Teacher: Where is the capital of India?
Student: In Swiss Banks.
教師: インドの首都(capital)はどこですか?
生徒: スイスの銀行の中です。
ここまで読んで、"Capital"を「首都」ではなく、「資本」や「資産」という意味で使っていたことに気付く。生徒は先生の質問を、「インドの資産はどこにありますか?」だと思い、「スイスの銀行の中にあります」と答えた訳だ。スイスにお金を隠しているインドのお金持ちを皮肉ったジョークなのだろう。
では、日本の資産はどこにあるのか?これについては以前にも書いたが、日本の経常収支が黒字なのは貿易赤字を補って余りある所得収支のお陰だから、日本の資産は米国を始めとする海外に蓄積されている訳だ。そういう利子や配当を生む海外資産を購入するには円高の方が都合が良いから、単純に円安にすることが国益につながるとは言い切れないのが現状なのかなと思う。
もう一つ、日本の経営資源だと言えるのは、やはり人のクオリティなのかなと思う。海外で買物をしたとき、レストランで食事をしたとき、ホテルにチェックインしたとき、等々、当たり前なのかも知れないが、いつも相手側のペースや仕事の進め方にこちらが合わせていたように思う。しかし日本では、相手側が私の(ということは顧客側の)ペースや感情を優先してくれているように思うのだ。

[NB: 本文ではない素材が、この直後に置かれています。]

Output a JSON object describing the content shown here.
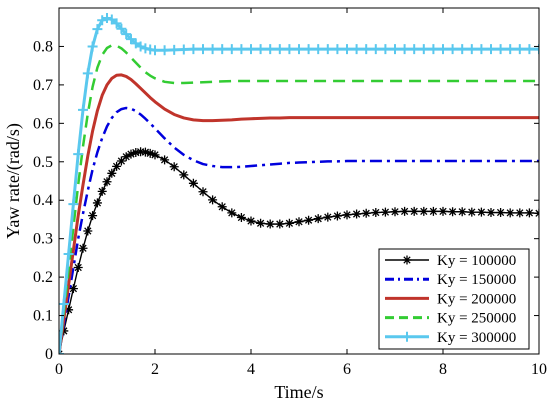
{
  "chart_data": {
    "type": "line",
    "xlabel": "Time/s",
    "ylabel": "Yaw rate/(rad/s)",
    "xlim": [
      0,
      10
    ],
    "ylim": [
      0,
      0.9
    ],
    "xticks": [
      "0",
      "2",
      "4",
      "6",
      "8",
      "10"
    ],
    "yticks": [
      "0",
      "0.1",
      "0.2",
      "0.3",
      "0.4",
      "0.5",
      "0.6",
      "0.7",
      "0.8"
    ],
    "grid": false,
    "legend_position": "bottom-right",
    "x": [
      0,
      0.1,
      0.2,
      0.3,
      0.4,
      0.5,
      0.6,
      0.7,
      0.8,
      0.9,
      1.0,
      1.1,
      1.2,
      1.3,
      1.4,
      1.5,
      1.6,
      1.7,
      1.8,
      1.9,
      2.0,
      2.2,
      2.4,
      2.6,
      2.8,
      3.0,
      3.2,
      3.4,
      3.6,
      3.8,
      4.0,
      4.2,
      4.4,
      4.6,
      4.8,
      5.0,
      5.2,
      5.4,
      5.6,
      5.8,
      6.0,
      6.2,
      6.4,
      6.6,
      6.8,
      7.0,
      7.2,
      7.4,
      7.6,
      7.8,
      8.0,
      8.2,
      8.4,
      8.6,
      8.8,
      9.0,
      9.2,
      9.4,
      9.6,
      9.8,
      10.0
    ],
    "series": [
      {
        "name": "Ky = 100000",
        "color": "#000000",
        "style": "solid",
        "marker": "asterisk",
        "values": [
          0,
          0.06,
          0.115,
          0.17,
          0.225,
          0.275,
          0.32,
          0.36,
          0.393,
          0.423,
          0.448,
          0.47,
          0.488,
          0.502,
          0.513,
          0.52,
          0.524,
          0.526,
          0.525,
          0.522,
          0.518,
          0.505,
          0.487,
          0.466,
          0.444,
          0.422,
          0.401,
          0.383,
          0.367,
          0.355,
          0.346,
          0.34,
          0.338,
          0.338,
          0.34,
          0.344,
          0.348,
          0.352,
          0.356,
          0.359,
          0.362,
          0.364,
          0.366,
          0.368,
          0.369,
          0.37,
          0.371,
          0.371,
          0.371,
          0.371,
          0.371,
          0.37,
          0.37,
          0.369,
          0.369,
          0.368,
          0.368,
          0.367,
          0.367,
          0.367,
          0.366
        ]
      },
      {
        "name": "Ky = 150000",
        "color": "#0000dd",
        "style": "dashdot",
        "marker": "none",
        "values": [
          0,
          0.075,
          0.15,
          0.225,
          0.3,
          0.365,
          0.425,
          0.48,
          0.525,
          0.562,
          0.592,
          0.614,
          0.629,
          0.637,
          0.64,
          0.638,
          0.632,
          0.623,
          0.612,
          0.6,
          0.587,
          0.561,
          0.537,
          0.518,
          0.504,
          0.494,
          0.489,
          0.486,
          0.486,
          0.487,
          0.489,
          0.491,
          0.493,
          0.495,
          0.497,
          0.498,
          0.499,
          0.5,
          0.501,
          0.501,
          0.502,
          0.502,
          0.502,
          0.502,
          0.502,
          0.502,
          0.502,
          0.502,
          0.502,
          0.502,
          0.502,
          0.502,
          0.502,
          0.502,
          0.502,
          0.502,
          0.502,
          0.502,
          0.502,
          0.502,
          0.502
        ]
      },
      {
        "name": "Ky = 200000",
        "color": "#c0342b",
        "style": "solid",
        "marker": "none",
        "values": [
          0,
          0.09,
          0.18,
          0.27,
          0.36,
          0.44,
          0.515,
          0.58,
          0.633,
          0.673,
          0.7,
          0.717,
          0.725,
          0.726,
          0.722,
          0.714,
          0.703,
          0.691,
          0.679,
          0.667,
          0.656,
          0.637,
          0.623,
          0.614,
          0.609,
          0.607,
          0.607,
          0.608,
          0.609,
          0.611,
          0.612,
          0.613,
          0.614,
          0.614,
          0.615,
          0.615,
          0.615,
          0.615,
          0.615,
          0.615,
          0.615,
          0.615,
          0.615,
          0.615,
          0.615,
          0.615,
          0.615,
          0.615,
          0.615,
          0.615,
          0.615,
          0.615,
          0.615,
          0.615,
          0.615,
          0.615,
          0.615,
          0.615,
          0.615,
          0.615,
          0.615
        ]
      },
      {
        "name": "Ky = 250000",
        "color": "#33cc33",
        "style": "dashed",
        "marker": "none",
        "values": [
          0,
          0.11,
          0.22,
          0.33,
          0.44,
          0.54,
          0.625,
          0.695,
          0.745,
          0.778,
          0.796,
          0.803,
          0.802,
          0.795,
          0.784,
          0.771,
          0.758,
          0.745,
          0.733,
          0.724,
          0.717,
          0.708,
          0.705,
          0.705,
          0.706,
          0.707,
          0.708,
          0.709,
          0.71,
          0.71,
          0.71,
          0.71,
          0.71,
          0.71,
          0.71,
          0.71,
          0.71,
          0.71,
          0.71,
          0.71,
          0.71,
          0.71,
          0.71,
          0.71,
          0.71,
          0.71,
          0.71,
          0.71,
          0.71,
          0.71,
          0.71,
          0.71,
          0.71,
          0.71,
          0.71,
          0.71,
          0.71,
          0.71,
          0.71,
          0.71,
          0.71
        ]
      },
      {
        "name": "Ky = 300000",
        "color": "#5ac8ee",
        "style": "solid",
        "marker": "plus",
        "values": [
          0,
          0.13,
          0.26,
          0.39,
          0.52,
          0.635,
          0.73,
          0.8,
          0.845,
          0.868,
          0.874,
          0.87,
          0.86,
          0.846,
          0.832,
          0.819,
          0.808,
          0.8,
          0.795,
          0.792,
          0.79,
          0.79,
          0.791,
          0.792,
          0.793,
          0.793,
          0.793,
          0.793,
          0.793,
          0.793,
          0.793,
          0.793,
          0.793,
          0.793,
          0.793,
          0.793,
          0.793,
          0.793,
          0.793,
          0.793,
          0.793,
          0.793,
          0.793,
          0.793,
          0.793,
          0.793,
          0.793,
          0.793,
          0.793,
          0.793,
          0.793,
          0.793,
          0.793,
          0.793,
          0.793,
          0.793,
          0.793,
          0.793,
          0.793,
          0.793,
          0.793
        ]
      }
    ]
  }
}
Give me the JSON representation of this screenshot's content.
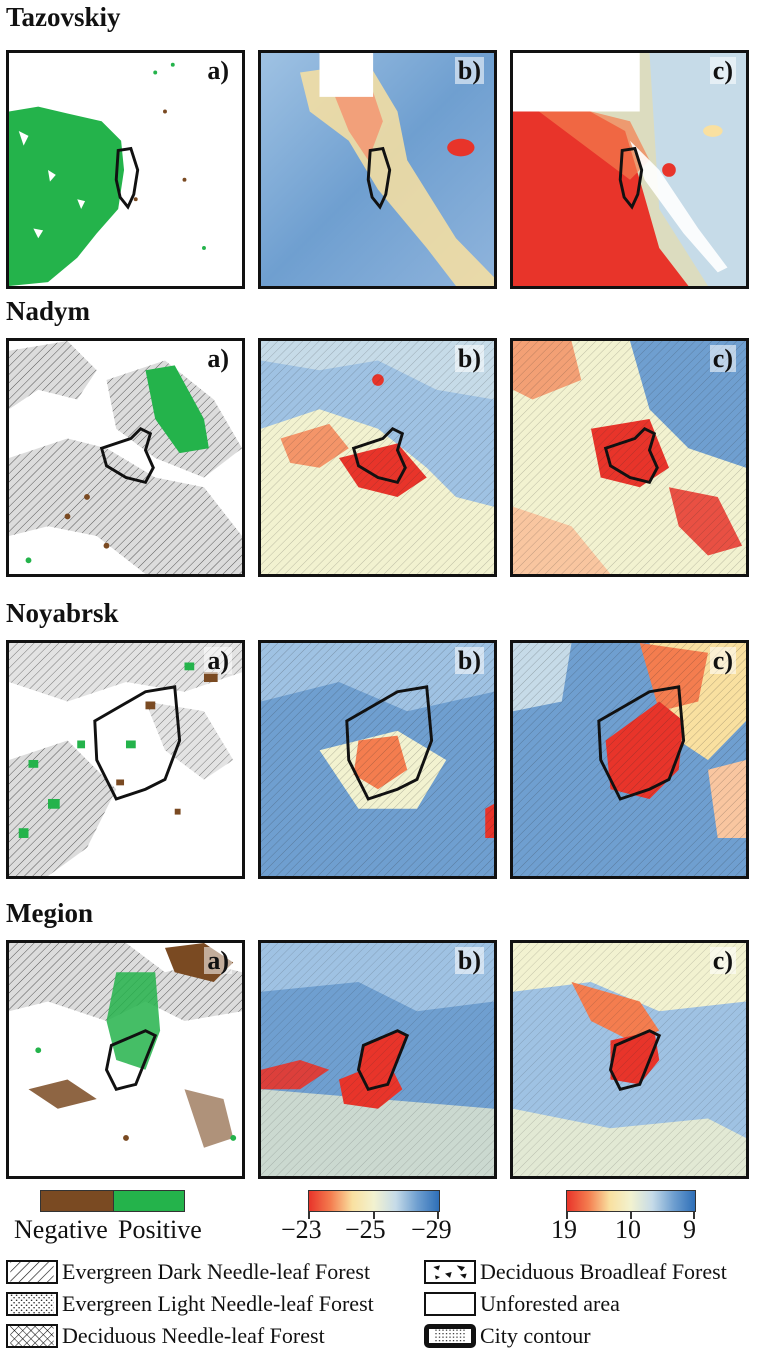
{
  "cities": [
    {
      "name": "Tazovskiy"
    },
    {
      "name": "Nadym"
    },
    {
      "name": "Noyabrsk"
    },
    {
      "name": "Megion"
    }
  ],
  "panel_labels": [
    "a)",
    "b)",
    "c)"
  ],
  "colorbars": {
    "trend": {
      "negative_label": "Negative",
      "positive_label": "Positive",
      "negative_color": "#7a4a22",
      "positive_color": "#24b34b"
    },
    "temperature_b": {
      "ticks": [
        "−23",
        "−25",
        "−29"
      ],
      "low_color": "#e8342a",
      "high_color": "#2e6fb8"
    },
    "temperature_c": {
      "ticks": [
        "19",
        "10",
        "9"
      ],
      "low_color": "#e8342a",
      "high_color": "#2e6fb8"
    }
  },
  "legend": {
    "items": [
      {
        "label": "Evergreen Dark Needle-leaf Forest",
        "pattern": "diagonal-hatch"
      },
      {
        "label": "Deciduous Broadleaf Forest",
        "pattern": "blotches"
      },
      {
        "label": "Evergreen Light Needle-leaf Forest",
        "pattern": "dots"
      },
      {
        "label": "Unforested area",
        "pattern": "blank"
      },
      {
        "label": "Deciduous Needle-leaf Forest",
        "pattern": "cross-hatch"
      },
      {
        "label": "City contour",
        "pattern": "city-contour"
      }
    ]
  }
}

例えば、今夜、東急のれん街の「仙太郎」で買い物をした際、5000円札を出して4000円と小銭のお釣をもらったのだが、1000円札が全て表向きに統一され、上下もきちんと揃えられたものを手渡された。こういう光景は海外で見たことがなくて、大抵、くしゃくしゃのお札が表裏、上下バラバラに束ねられているところから無造作に必要な枚数だけ抜いて手渡される。

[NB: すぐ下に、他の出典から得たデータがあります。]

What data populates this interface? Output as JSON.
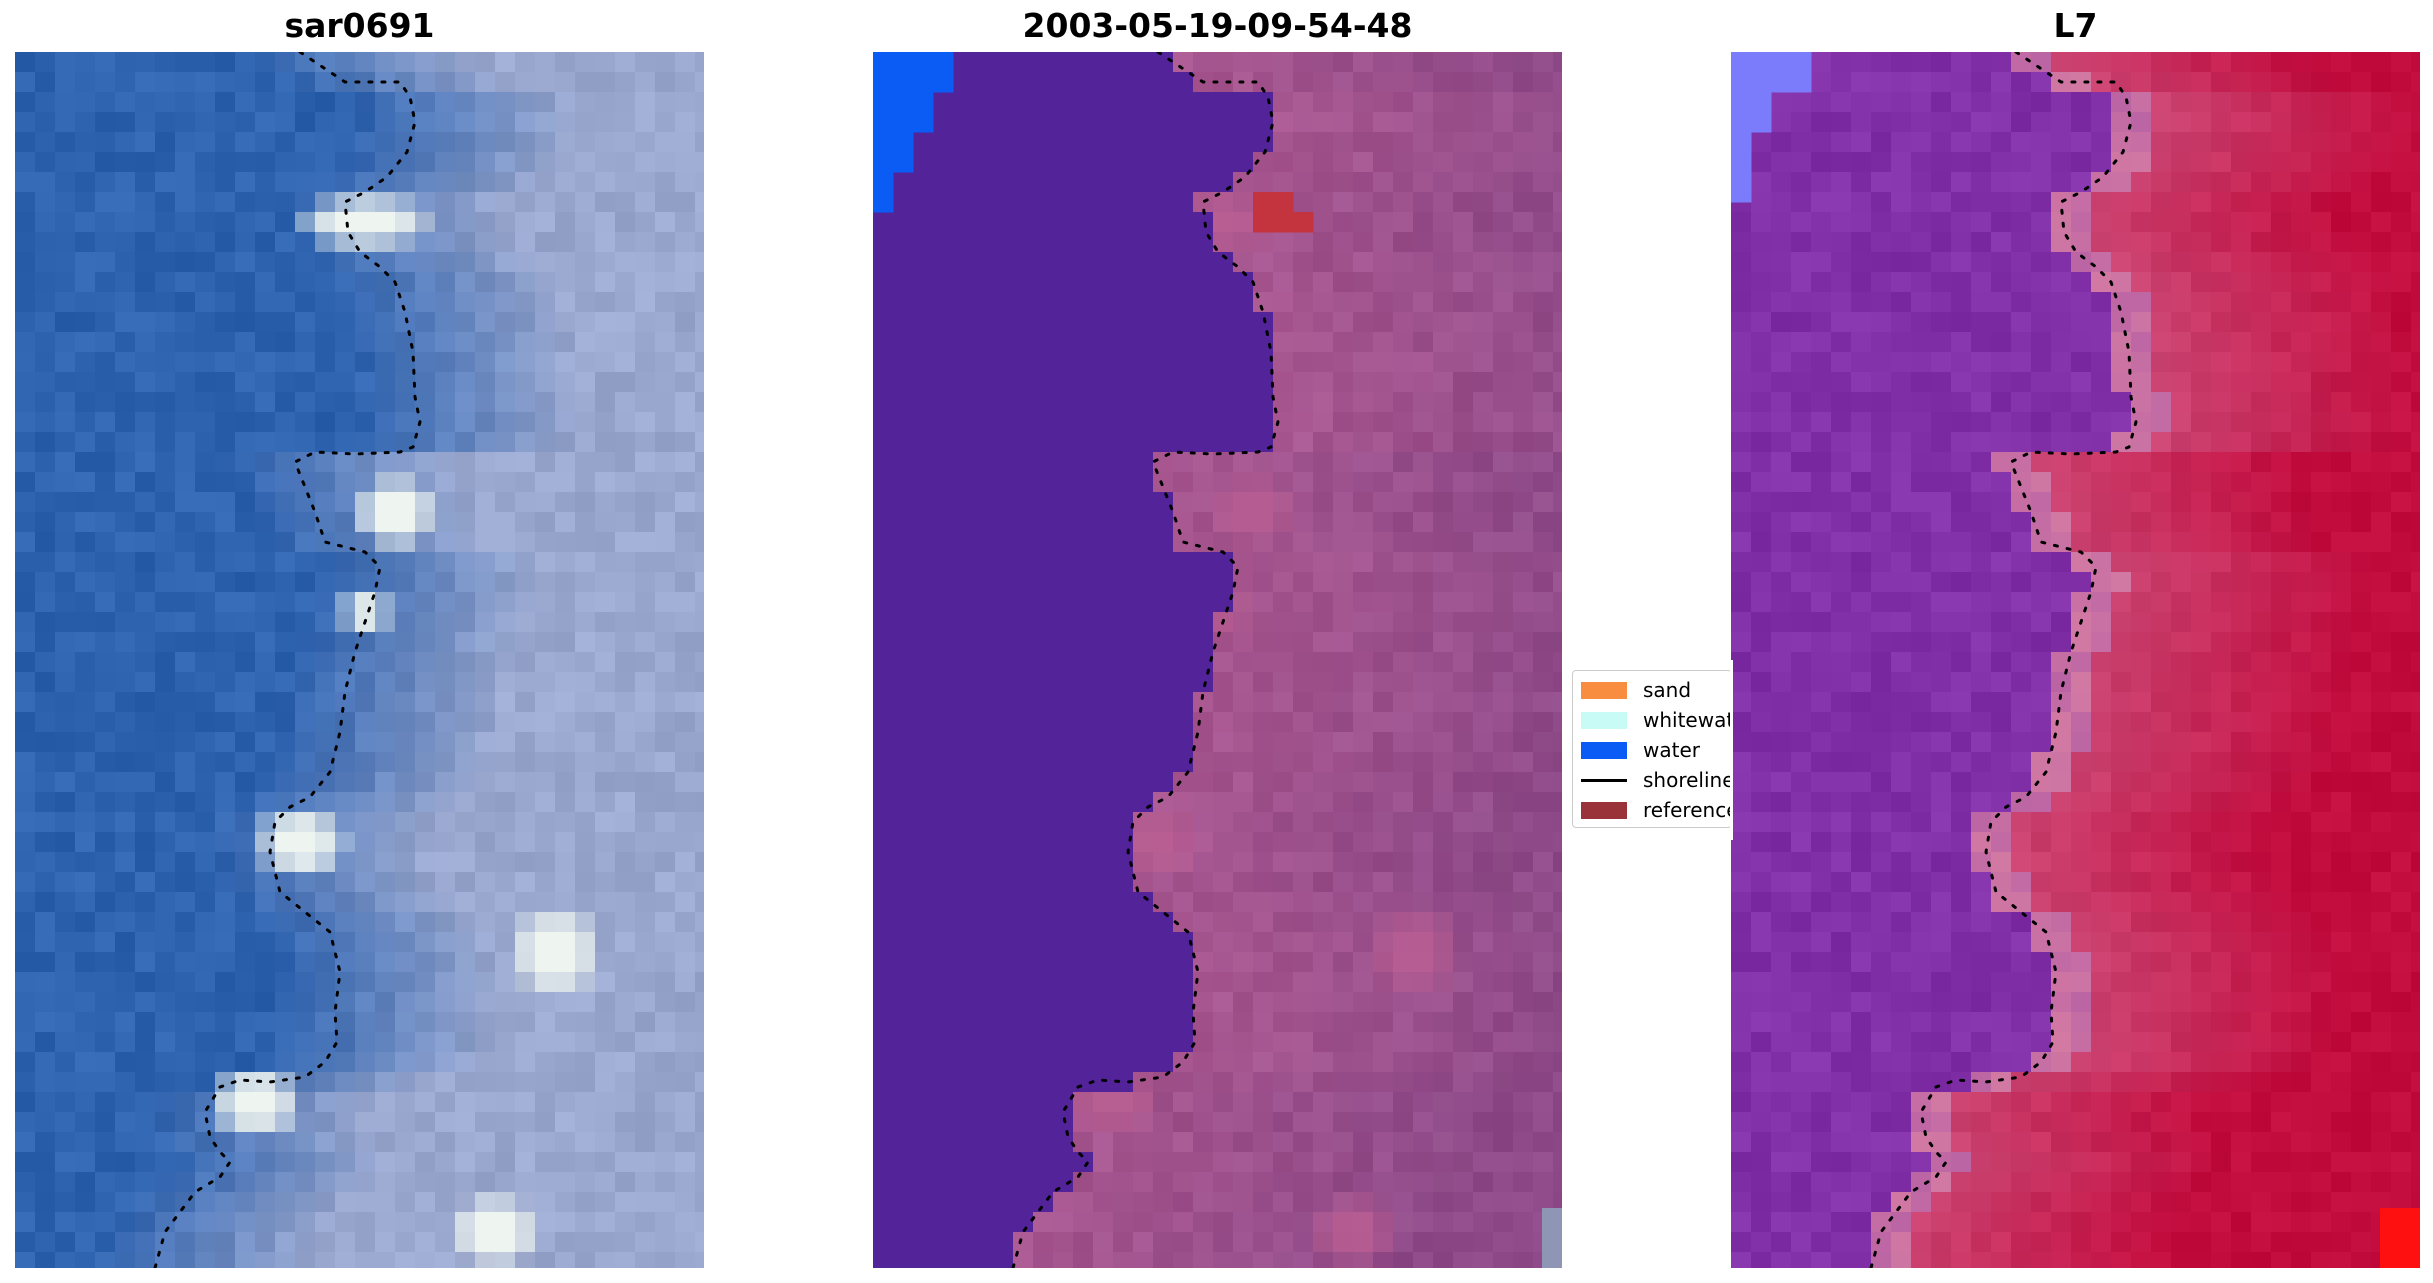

今夜、更に感心したのは、4枚目の1000円札の角が少し折り曲がっているのに気付いた店員さんが、「失礼しました」と言ってきれいに伸ばし、それから私に手渡したことだ。こんなことは海外では先ず経験できない。「お客様は神様だ」という精神が一番浸透しているのは間違いなく日本なんだと思う。ユニクロ商品が中国で人気と聞くが、モノ(品質)で売れているのか、人(接客)で売れているのか、聞いてみたい気がする。